Near the beginning of the pandemic, most of Italy's major lenders said that they would grant struggling borrowers a moratorium on their debts, a move that would ensure that they remained "performing" rather than going into default.
Nicola Nobile, lead economist at Oxford Economics, said that there could be a wave of new NPLs on the horizon, but added that "the magnitude of this problem is of course difficult to assess at this stage."
Arnaud Journois, vice president, global financial institutions, DBRS Morningstar, sees fresh threats to Italian banks' balance sheets stemming from the pandemic.
"We believe the wide scale of economic and market disruption resulting from the COVID-19 crisis will impact Italian banks' asset quality. We expect new NPLs to appear on the banks' balance sheets from 2021 in connection with the end of the moratorium programs as well as the potential rise in unemployment levels and corporate defaults," he said in an emailed statement.
Barbara Casu Lukac, director of the Centre for Banking Research at Cass Business School, also sees an uptick in NPLs due to the pandemic.
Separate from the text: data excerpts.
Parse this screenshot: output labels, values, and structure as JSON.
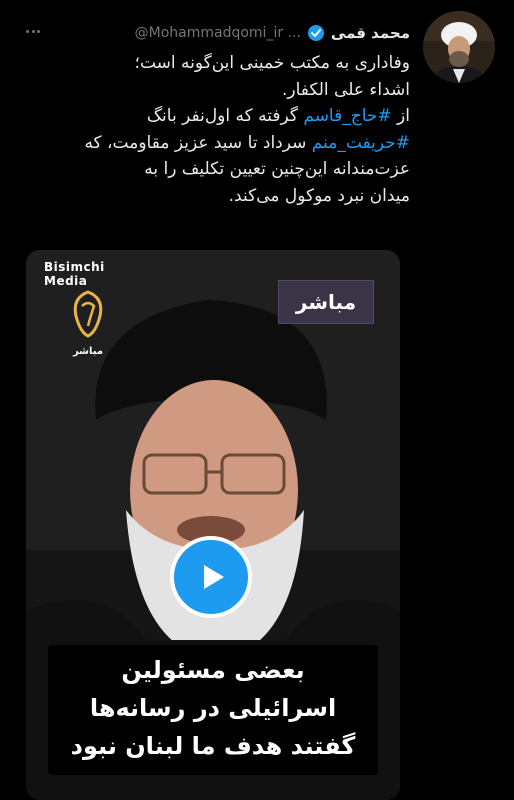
{
  "author": {
    "name": "محمد قمی",
    "handle": "@Mohammadqomi_ir ...",
    "verified": true
  },
  "more_icon": "three-dots-icon",
  "tweet": {
    "line1": "وفاداری به مکتب خمینی این‌گونه است؛",
    "line2": "اشداء علی الکفار.",
    "line3_prefix": "از ",
    "hashtag1": "#حاج_قاسم",
    "line3_suffix": " گرفته که اول‌نفر بانگ",
    "hashtag2": "#حریفت_منم",
    "line4_suffix": " سرداد تا سید عزیز مقاومت، که",
    "line5": "عزت‌مندانه این‌چنین تعیین تکلیف را به",
    "line6": "میدان نبرد موکول می‌کند."
  },
  "video": {
    "watermark_line1": "Bisimchi",
    "watermark_line2": "Media",
    "channel_label": "مباشر",
    "live_badge": "مباشر",
    "caption_line1": "بعضی مسئولین",
    "caption_line2": "اسرائیلی در رسانه‌ها",
    "caption_line3": "گفتند هدف ما لبنان نبود",
    "play_icon": "play-icon"
  },
  "colors": {
    "background": "#000000",
    "accent": "#1d9bf0",
    "text": "#e7e9ea",
    "muted": "#71767b"
  }
}
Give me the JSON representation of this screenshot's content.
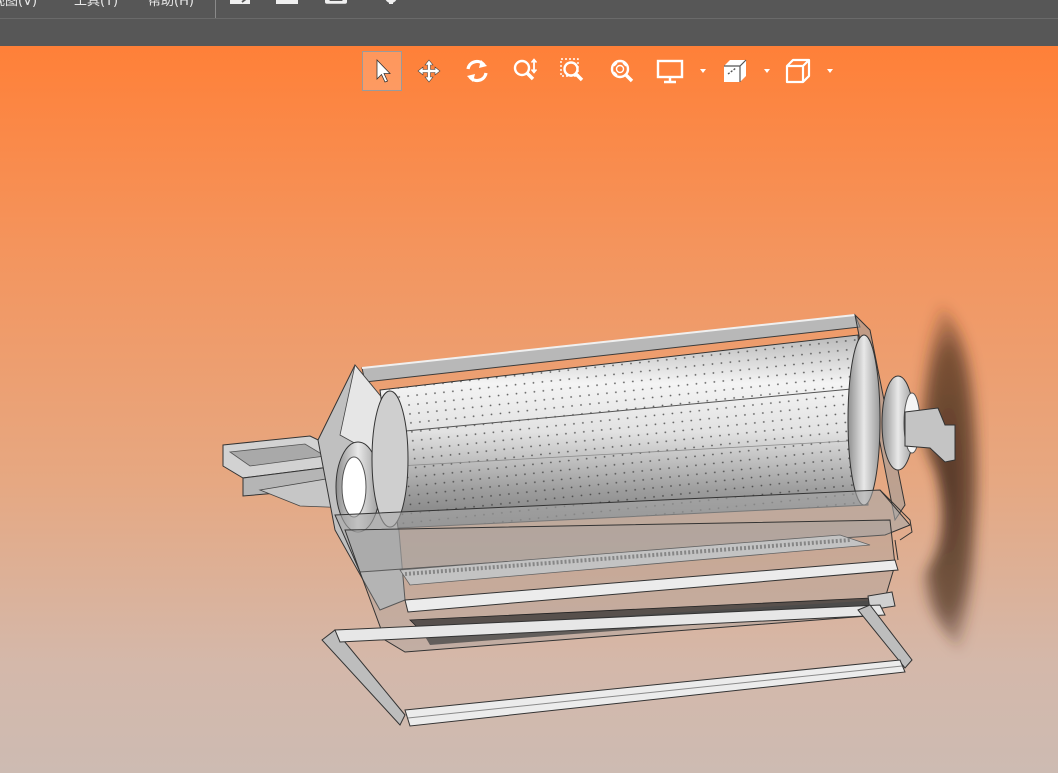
{
  "menubar": {
    "items": [
      {
        "label": "视图(V)"
      },
      {
        "label": "工具(T)"
      },
      {
        "label": "帮助(H)"
      }
    ],
    "quick_actions": [
      "open-icon",
      "save-icon",
      "print-icon",
      "settings-icon"
    ]
  },
  "toolbar": {
    "tools": [
      {
        "name": "select-tool",
        "icon": "cursor-arrow-icon",
        "active": true
      },
      {
        "name": "pan-tool",
        "icon": "move-arrows-icon"
      },
      {
        "name": "rotate-tool",
        "icon": "rotate-icon"
      },
      {
        "name": "zoom-tool",
        "icon": "zoom-vertical-icon"
      },
      {
        "name": "zoom-window-tool",
        "icon": "zoom-window-icon"
      },
      {
        "name": "zoom-fit-tool",
        "icon": "zoom-fit-icon"
      },
      {
        "name": "display-menu",
        "icon": "monitor-icon",
        "dropdown": true
      },
      {
        "name": "section-view-menu",
        "icon": "section-box-icon",
        "dropdown": true
      },
      {
        "name": "view-orientation-menu",
        "icon": "cube-icon",
        "dropdown": true
      }
    ]
  },
  "colors": {
    "chrome": "#575757",
    "viewport_top": "#ff8038",
    "viewport_bottom": "#cdbbb2",
    "icon": "#ffffff"
  }
}
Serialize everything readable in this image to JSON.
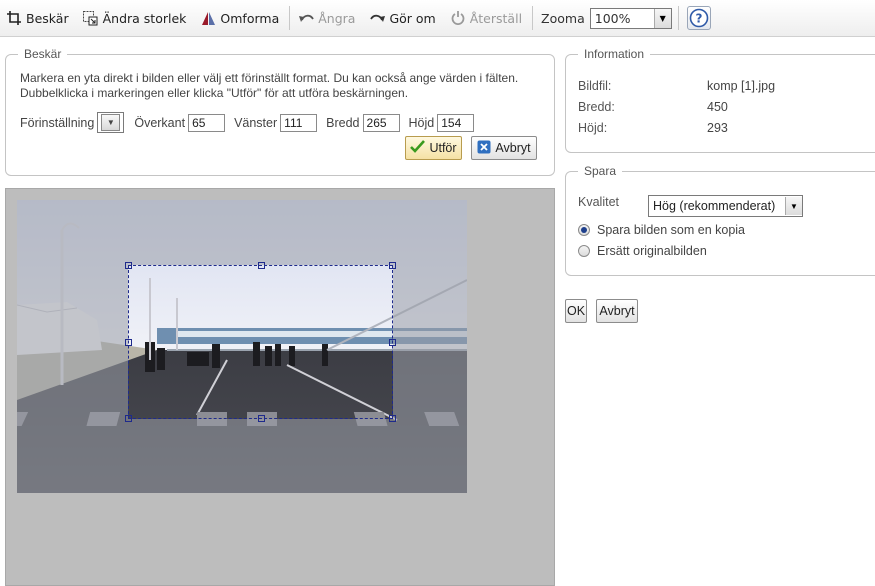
{
  "toolbar": {
    "crop_label": "Beskär",
    "resize_label": "Ändra storlek",
    "transform_label": "Omforma",
    "undo_label": "Ångra",
    "redo_label": "Gör om",
    "reset_label": "Återställ",
    "zoom_label": "Zooma",
    "zoom_value": "100%",
    "help_label": "?"
  },
  "crop": {
    "legend": "Beskär",
    "description_line1": "Markera en yta direkt i bilden eller välj ett förinställt format. Du kan också ange värden i fälten.",
    "description_line2": "Dubbelklicka i markeringen eller klicka \"Utför\" för att utföra beskärningen.",
    "preset_label": "Förinställning",
    "top_label": "Överkant",
    "top_value": "65",
    "left_label": "Vänster",
    "left_value": "111",
    "width_label": "Bredd",
    "width_value": "265",
    "height_label": "Höjd",
    "height_value": "154",
    "apply_label": "Utför",
    "cancel_label": "Avbryt"
  },
  "info": {
    "legend": "Information",
    "file_label": "Bildfil:",
    "file_value": "komp [1].jpg",
    "width_label": "Bredd:",
    "width_value": "450",
    "height_label": "Höjd:",
    "height_value": "293"
  },
  "save": {
    "legend": "Spara",
    "quality_label": "Kvalitet",
    "quality_value": "Hög (rekommenderat)",
    "option_copy": "Spara bilden som en kopia",
    "option_replace": "Ersätt originalbilden",
    "selected_option": "copy"
  },
  "dialog": {
    "ok_label": "OK",
    "cancel_label": "Avbryt"
  },
  "colors": {
    "selection_border": "#1e2a8c",
    "canvas_background": "#bdbdbd",
    "accept_check": "#3a9a1e",
    "cancel_x": "#2f6fc0"
  }
}
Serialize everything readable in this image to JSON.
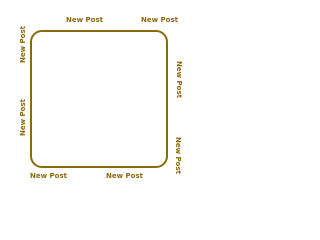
{
  "labels": {
    "top_left": "New Post",
    "top_right": "New Post",
    "left_top": "New Post",
    "left_bottom": "New Post",
    "right_top": "New Post",
    "right_bottom": "New Post",
    "bottom_left": "New Post",
    "bottom_right": "New Post"
  },
  "colors": {
    "frame": "#8a6a0c",
    "text": "#8a6a0c",
    "background": "#ffffff"
  }
}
"The crisis is generating a lot of uncertainty as it has hit Italian firms very hard. I would expect an increase in NPLs in the medium term, as the economy is struggling. These NPLs might not materialize for a few months due to repayment holidays and other special schemes. However, these schemes and government support will come to an end," she said.
Lending to risky sectors
Italian banks have a particularly high exposure to sectors of the economy deemed to be most at risk thanks to the pandemic, according to a recent study by Eric Dor, director of economic studies at the IESEG School of Management in Lille, France.
Some 59.31% of Italian bank loans are to manufacturing, construction, wholesale and retail trade, transport and storage, and accommodation and food services, according to the study, which is based on the European Banking Authority's stress tests.
Out of Italy's major banks, Banco BPM SpA and BPER Banca SpA had the highest exposures to these "at risk" segments, at 68% of outstanding loans each.
Just because Italian banks lend heavily to these sectors, that does not automatically mean that they will see a surge in defaults, according to Elena Carletti, professor of finance at Bocconi University in Milan.
"These sectors are important to the Italian economy, and the government will try to support them," she said in an interview. "This is particularly true of tourism. The government will not allow it to just die."
Government financial support for companies in some of these vulnerable yet critical sectors would be good news for banks, as they would mitigate the risk of defaults, she said.
Italian Prime Minister Giuseppe Conte said earlier in July that the government was considering a package of incentives for the tourism and automotive sectors.
For Carletti, it is simply too early to make predictions about what kind of influx of NPLs Italian banks can expect.
"There are still many open questions about NPLs," she said.